Simply Secure: How User Experience Design Can Make the Internet a Safer Place

DIY diehards beware: Home Depot's recent security breach now has the dubious distinction of being the largest retail hack in U.S. history. The first details released from the ongoing investigation revealed that 56 million credit cards were compromised in the attack on the retailer’s payment data systems, making it an even bigger security lapse than the 2013 Target breach that left 40 million credit cards exposed.

Unfortunately, these breaches in privacy and security aren’t limited to retailers like Home Depot and Target. Risqué celebrity selfies were plucked from the cloud earlier this month in a high-profile hack, the violently-named Heartbleed bug left user data vulnerable across the internet’s largest sites earlier this year, and a recent national Consumer Reports survey showed that one in seven online consumers was notified in 2013 that their personal data had been breached, a 56% increase from 2012.

But despite these headline-grabbing security issues (and firsthand experiences!) 62% of U.S.consumers have still done nothing to protect their privacy online. Simply Secure has an idea why. The new service organization — comprised of researchers and security experts from Dropbox, Google, and the Open Technology Fund — was founded on the principle that if online security is easy and usable, the public will utilize and protect themselves. Though many high-quality tools are available today, they can be time-consuming to set up and difficult for the average internet user to understand, resulting in low adoption rates and vast stores of data left relatively unprotected.
Simply Secure plans to change that by marrying security with user experience design to create highly-usable, engaging security tools that are accessible for everyone.
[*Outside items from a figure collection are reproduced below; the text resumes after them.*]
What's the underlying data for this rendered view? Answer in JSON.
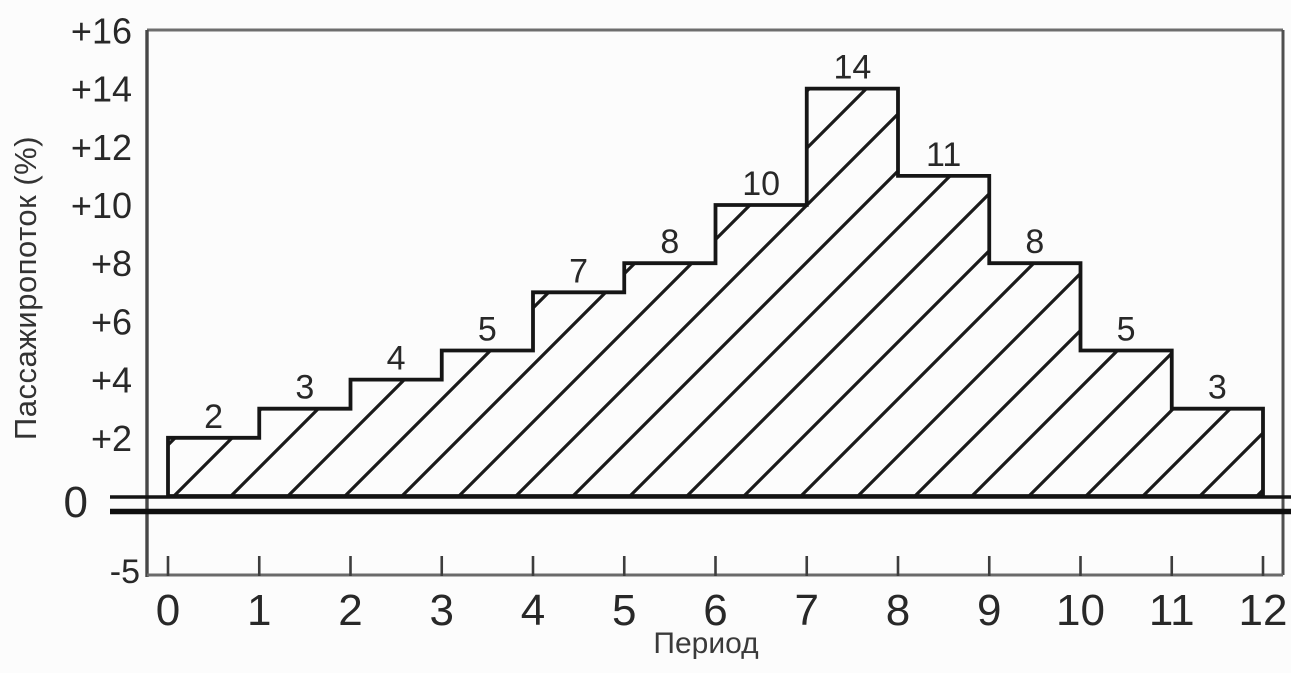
{
  "chart_data": {
    "type": "bar",
    "subtype": "step-histogram with diagonal hatch fill (monochrome scanned figure)",
    "xlabel": "Период",
    "ylabel": "Пассажиропоток (%)",
    "xlim": [
      0,
      12
    ],
    "ylim": [
      -5,
      16
    ],
    "grid": false,
    "legend": false,
    "ink_color": "#1a1a1a",
    "background_color": "#fcfcfc",
    "x_axis": {
      "ticks": [
        "0",
        "1",
        "2",
        "3",
        "4",
        "5",
        "6",
        "7",
        "8",
        "9",
        "10",
        "11",
        "12"
      ]
    },
    "y_axis": {
      "ticks": [
        {
          "label": "+16",
          "value": 16
        },
        {
          "label": "+14",
          "value": 14
        },
        {
          "label": "+12",
          "value": 12
        },
        {
          "label": "+10",
          "value": 10
        },
        {
          "label": "+8",
          "value": 8
        },
        {
          "label": "+6",
          "value": 6
        },
        {
          "label": "+4",
          "value": 4
        },
        {
          "label": "+2",
          "value": 2
        },
        {
          "label": "0",
          "value": 0
        },
        {
          "label": "-5",
          "value": -5
        }
      ]
    },
    "bars": [
      {
        "x_start": 0,
        "x_end": 1,
        "value": 2
      },
      {
        "x_start": 1,
        "x_end": 2,
        "value": 3
      },
      {
        "x_start": 2,
        "x_end": 3,
        "value": 4
      },
      {
        "x_start": 3,
        "x_end": 4,
        "value": 5
      },
      {
        "x_start": 4,
        "x_end": 5,
        "value": 7
      },
      {
        "x_start": 5,
        "x_end": 6,
        "value": 8
      },
      {
        "x_start": 6,
        "x_end": 7,
        "value": 10
      },
      {
        "x_start": 7,
        "x_end": 8,
        "value": 14
      },
      {
        "x_start": 8,
        "x_end": 9,
        "value": 11
      },
      {
        "x_start": 9,
        "x_end": 10,
        "value": 8
      },
      {
        "x_start": 10,
        "x_end": 11,
        "value": 5
      },
      {
        "x_start": 11,
        "x_end": 12,
        "value": 3
      }
    ],
    "bar_value_labels": [
      "2",
      "3",
      "4",
      "5",
      "7",
      "8",
      "10",
      "14",
      "11",
      "8",
      "5",
      "3"
    ]
  }
}
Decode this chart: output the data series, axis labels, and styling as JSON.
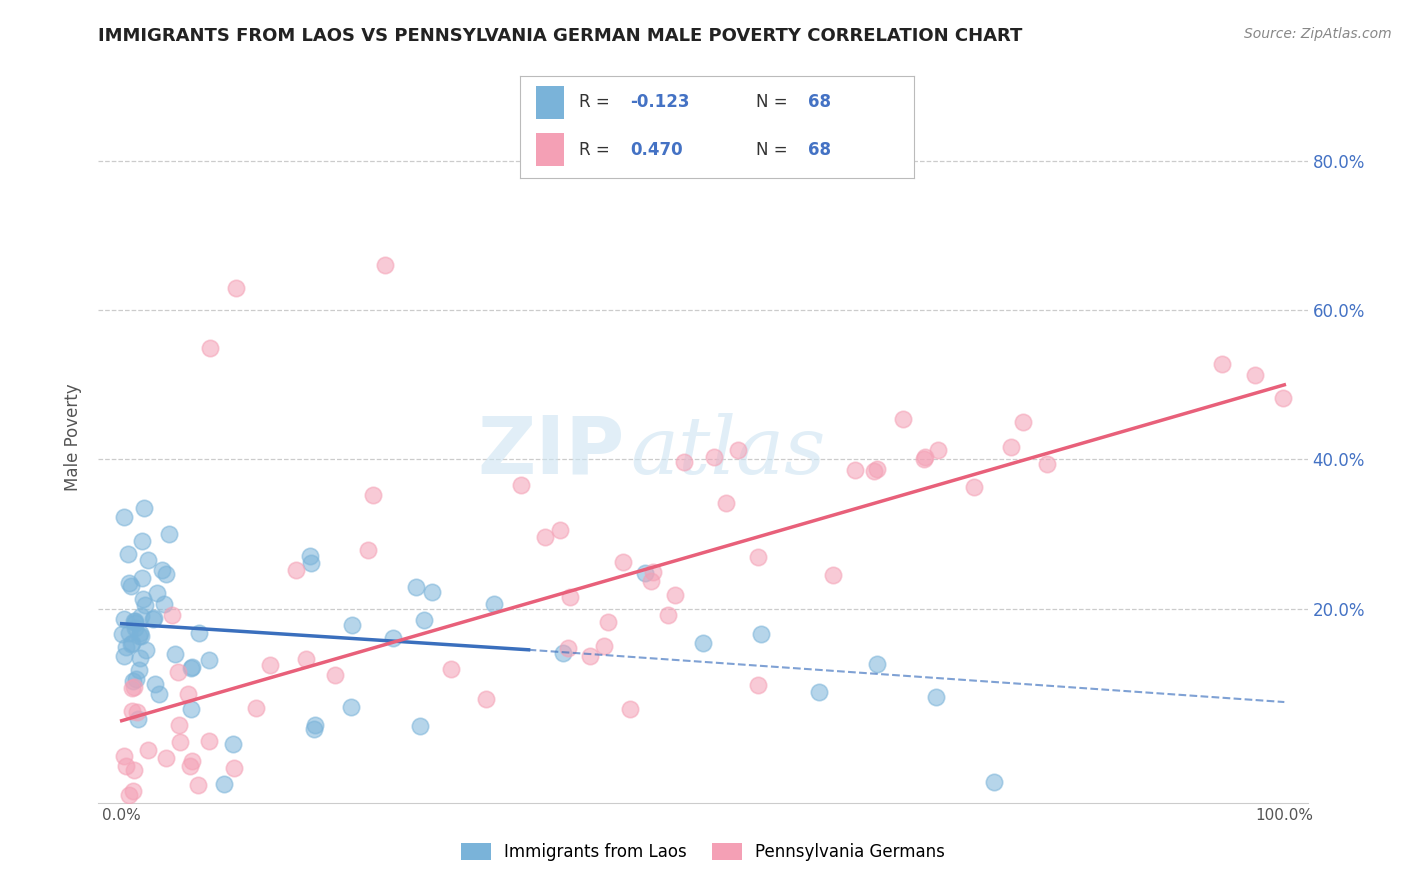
{
  "title": "IMMIGRANTS FROM LAOS VS PENNSYLVANIA GERMAN MALE POVERTY CORRELATION CHART",
  "source_text": "Source: ZipAtlas.com",
  "ylabel": "Male Poverty",
  "xlim": [
    -0.02,
    1.02
  ],
  "ylim": [
    -0.06,
    0.92
  ],
  "xtick_positions": [
    0.0,
    1.0
  ],
  "xtick_labels": [
    "0.0%",
    "100.0%"
  ],
  "ytick_positions": [
    0.2,
    0.4,
    0.6,
    0.8
  ],
  "ytick_labels": [
    "20.0%",
    "40.0%",
    "60.0%",
    "80.0%"
  ],
  "grid_color": "#cccccc",
  "background_color": "#ffffff",
  "watermark_zip": "ZIP",
  "watermark_atlas": "atlas",
  "series1_color": "#7ab3d9",
  "series2_color": "#f4a0b5",
  "line1_color": "#3a6fbd",
  "line2_color": "#e8607a",
  "title_fontsize": 13,
  "legend_label1": "Immigrants from Laos",
  "legend_label2": "Pennsylvania Germans",
  "tick_color": "#4472c4",
  "R1": -0.123,
  "R2": 0.47,
  "N": 68,
  "line1_x0": 0.0,
  "line1_y0": 0.18,
  "line1_x1": 0.35,
  "line1_y1": 0.145,
  "line1_dash_x0": 0.35,
  "line1_dash_y0": 0.145,
  "line1_dash_x1": 1.0,
  "line1_dash_y1": 0.075,
  "line2_x0": 0.0,
  "line2_y0": 0.05,
  "line2_x1": 1.0,
  "line2_y1": 0.5
}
And they mean everyone. All of Simply Secure’s projects will be open source, meaning anyone will be able to access the organization’s tools and guidelines to critique and contribute or re-use the code for another product.

There are challenges to open source projects — competing companies for which well-developed security tools can be a strong differentiator may not be too interested in contributing to something that's public — but Simply Secure’s mission is certainly admirable and its approach is spot on.

For any digital service or tool, a focus on user experience design is absolutely critical to success. If your digital design is not simple, intuitive, and enjoyable, it doesn’t matter how valuable or necessary your product is: you won’t be getting the user traction you need.